今まで国民を統治するためにやってきた嘘や弾圧や搾取を必死になって隠蔽するために、政府にとって危険な情報は根こそぎ削除するしかない。

中国政府はなりふり構わずそうしている。その象徴が、インターネット検閲員200万人なのである。

このインターネット検閲は今のところ、成功していると言える。中国は情報検閲のために、防火長城=グレート・ファイヤーウォールと呼ばれる検閲システムを2003年から稼働させて、国民のアクセス監視を行っている。

反体制派の人間がいたら、ありとあらゆる方法で個人のパソコンをハッキングして、メールの内容すらも監視していると言われている。人権派の弁護士も、こうした監視の中で次々と逮捕されている。

危険なのは、こうした情報統制や監視は国外にまで及んでいることである。

アメリカは、過去10年に起きている数多くのハッキング行為の裏には、中国の人民解放軍が関与していると報告書を出して、その中核になっているのは、「61398部隊」であると名指しした。「軍」の組織がハッキングに関わっている。

検閲に邪魔になる存在も、中国から片っ端から追い出している。中国に進出したグーグル社も2010年に追い出した。

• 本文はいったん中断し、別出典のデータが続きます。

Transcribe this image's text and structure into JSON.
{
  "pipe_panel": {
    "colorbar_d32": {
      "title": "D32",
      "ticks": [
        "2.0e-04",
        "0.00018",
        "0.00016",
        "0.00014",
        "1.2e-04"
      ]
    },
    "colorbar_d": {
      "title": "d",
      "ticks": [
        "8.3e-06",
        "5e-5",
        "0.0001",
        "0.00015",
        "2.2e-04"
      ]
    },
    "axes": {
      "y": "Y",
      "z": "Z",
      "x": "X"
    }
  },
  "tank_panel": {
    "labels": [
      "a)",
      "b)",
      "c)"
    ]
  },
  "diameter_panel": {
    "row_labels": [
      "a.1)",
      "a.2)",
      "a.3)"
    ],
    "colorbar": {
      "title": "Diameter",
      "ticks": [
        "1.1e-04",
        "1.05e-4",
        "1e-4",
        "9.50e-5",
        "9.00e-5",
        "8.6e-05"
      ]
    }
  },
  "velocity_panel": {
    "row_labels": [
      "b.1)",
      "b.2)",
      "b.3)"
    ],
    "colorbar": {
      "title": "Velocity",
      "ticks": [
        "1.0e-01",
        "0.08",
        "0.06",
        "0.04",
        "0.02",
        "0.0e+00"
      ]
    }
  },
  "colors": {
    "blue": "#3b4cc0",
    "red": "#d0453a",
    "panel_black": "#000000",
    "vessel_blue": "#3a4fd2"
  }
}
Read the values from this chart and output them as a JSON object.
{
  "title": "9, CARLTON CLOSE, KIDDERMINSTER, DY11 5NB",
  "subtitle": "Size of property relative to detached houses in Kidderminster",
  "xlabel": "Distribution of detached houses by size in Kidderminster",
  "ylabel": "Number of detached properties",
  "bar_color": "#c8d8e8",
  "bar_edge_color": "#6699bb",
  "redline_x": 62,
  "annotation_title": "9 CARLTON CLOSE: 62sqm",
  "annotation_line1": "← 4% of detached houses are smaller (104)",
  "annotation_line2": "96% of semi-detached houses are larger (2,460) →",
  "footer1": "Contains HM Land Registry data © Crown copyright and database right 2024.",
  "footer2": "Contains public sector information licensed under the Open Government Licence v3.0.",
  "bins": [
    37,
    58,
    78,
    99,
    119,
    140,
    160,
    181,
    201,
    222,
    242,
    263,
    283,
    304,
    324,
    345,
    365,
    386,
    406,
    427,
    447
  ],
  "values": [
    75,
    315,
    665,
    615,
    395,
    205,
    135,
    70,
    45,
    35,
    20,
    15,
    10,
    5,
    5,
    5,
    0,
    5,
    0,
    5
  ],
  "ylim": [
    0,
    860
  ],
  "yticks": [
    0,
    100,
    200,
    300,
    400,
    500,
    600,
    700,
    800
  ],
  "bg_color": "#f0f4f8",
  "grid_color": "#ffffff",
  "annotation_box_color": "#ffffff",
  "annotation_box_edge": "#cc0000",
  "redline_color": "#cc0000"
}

グーグル社の検索エンジンは、中国政府に都合の悪いありとあらゆる情報をたちどころに表示してしまうので、中国では存在を許されなかったのだ。

2015年12月27日に可決された「反テロ法案」


中国では2015年12月31日にフランスの記者ウルスラ・ゴーティエ氏を国外退去することを決定している。

この女性記者は、新疆ウイグル自治区で起きている暴力事件を追っていて、ウイグルで起きているのは明確に「中国政府の少数民族弾圧だ」と結論付けていた。

中国政府はこれに激怒し、ウルスラ・ゴーティエ氏に謝罪と取り消しを要求したが、彼女はこれを拒絶した。そこで中国政府は彼女に記者証を発給せず、彼女を事実上の国外退去処分にしてしまったのである。

これは見せしめであると言われている。この事件の経緯を知った外国人記者は、もう中国共産党に不都合なことは書かなくなるだろう。

中国政府はこのようにして、自分たちの都合の悪い記者をことごとく封じ込める。

しかし、それでも飽き足らず、中国政府の情報統制はさらに強化された。それが2015年12月27日に可決された「反テロ法案」である。

これは中国の通信事業者やインターネット・プロバイダーに対して、当局の要請があればすべての情報を提供することを求めたものである。

外資企業に対しても適応されるので、企業機密も完全に丸裸にされる。

中国政府が「お前はテロリストだ」と決めつけたら、もう誰も逃れられない恐怖の情報統制法が「反テロ法案」という名目で可決されたのだ。

もはや中国でビジネスをするというのは、まともな企業では不可能な段階に来ているというのが分かるはずだ。

逆に言えば、これほどまで情報統制をしないと中国政府は体制を維持できないようになっているのである。もう中国の今の体制ではこれ以上の成長も発展も不可能になっていることが分かるはずだ。

中国共産党が支配する中国に、未来はない。



深圳の土砂災害も情報隠蔽の中にある。災害に対する批判が政府に向かないように、ひたすら情報統制をしているのだ。